Brodsky told the council Monday morning that it’s “critical the community have a deep involvement in the re-imagining of this property,” and said he’s been told, repeatedly, it needs to have better restaurants, “quality retail,” a movie theater and, perhaps, even a supermarket. All options are on the table, but nothing’s on the immediate horizon: Omniplan Architects, which came up with the Dallas Midtown plan intended to replace Valley View and designed the 1.2-million-square-foot, $250 million expansion NorthPark Center that opened in 2006, is working on some renderings, but it’s still not even clear how much of the mall will remain standing following its redo.
Then there’s the issue of getting people to the mall: Council member Lee Kleinman told the committee Wilson and Thomas met recently with Michael Morris, head of the Regional Transportation Committee, about making sure the Southern Gateway redo addresses adding better access off Marvin D. Love Freeway and Interstate 20. “So that’s a key component recognized and acknowledged by RTC, to make sure that is funded,” said Kleinman. “And there are no tolls on that right now.” Which isn’t exactly a guarantee … Arnold refused to support spending $2.4 million on something she said was being rushed through council.

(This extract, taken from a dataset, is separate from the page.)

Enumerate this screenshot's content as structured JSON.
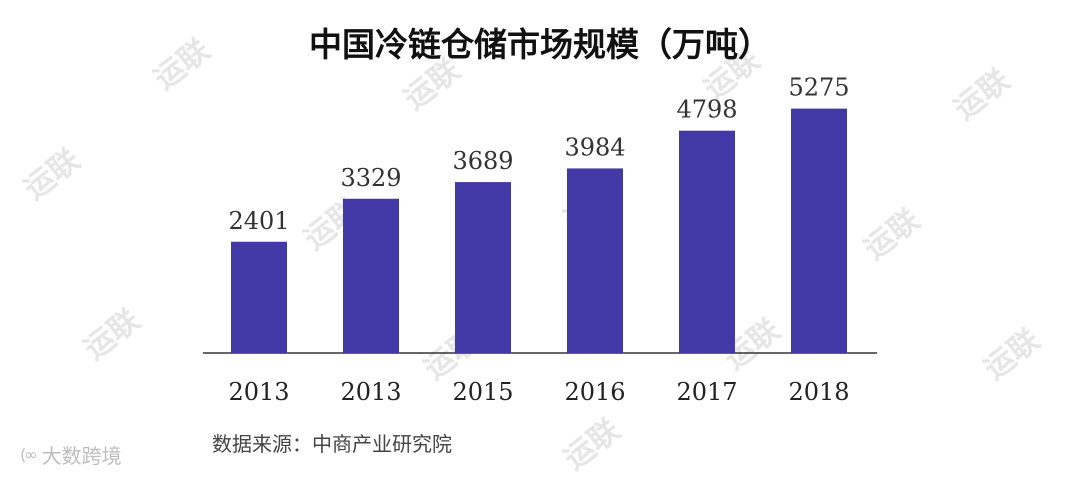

She said she wouldn’t support adding a school at Southwest Center; she said she didn’t want to see any multi-family built on the mall site. She said she “didn’t see any examples of actual development I can sell to my neighborhoods, my constituents, and say, ‘We’re gonna be all right.’” And she compared the briefing and the grant and the coming vote to a “bullet train with no passengers, no conductors.”
She made it clear she would be against sending the $2.4 million grant to the council. And she did vote against it. Meanwhile, said Brodsky, there are many more public meetings to come as they sort through the suggestion box to see what Southwest Center Mall needs and what its patrons want. “We’re working with development professionals to see what’s realistic,” he said, “what’s doable and what’s not.”